If a drug is approved for a Phase II clinical trial the number of participants is increased to 20 – 300 participants.
This phase of clinical testing will determine how well the drug actually works and what the most effective dose is. Phase II also continues to assess the safety of the drugs.
There are sometimes two parts to Phase II trials, phase IIA and phase IIB. In phase IIA the dosing requirement of the drug is assessed. In phase IIB the efficacy of the drug is tested to determine how effective it is as a treatment.
Some phase II trials are designed as a case series that means dosing occurs within a selected group of patients. Other phase II clinical trials are randomized, meaning that different groups of participants chosen at random receive different treatments. The drug being tested is given to one group and either an existing medication or a placebo is given to the second group.

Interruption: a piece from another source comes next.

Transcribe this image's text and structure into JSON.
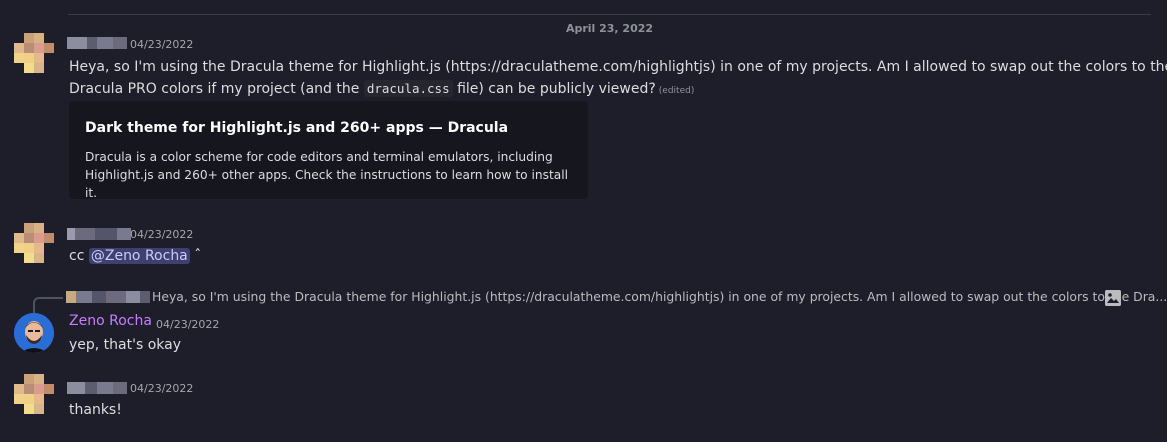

This is done so that researchers can compare the effects of the new drug against existing drugs or no treatment at all. Phase II trials may be the first time that the drug or medication is tested in multiple facilities. The increased number of participants in phase II trials helps to verify the effectiveness of the drug.
As with all clinical trials, phase II trials are closely monitored by sponsors, government agencies and the clinical trials team throughout the process. Protocols are followed and patients are informed about what to expect every step of the way.
Phase II trials may be conducted by a patient’s regular doctor or by members of the clinical trial team. Some phase II clinical trials allow participants to find out the results of the trial. Check with your clinical trial team to see if the results will be made available. If the drug passes phase II testing, then it will progress to phase III clinical trials.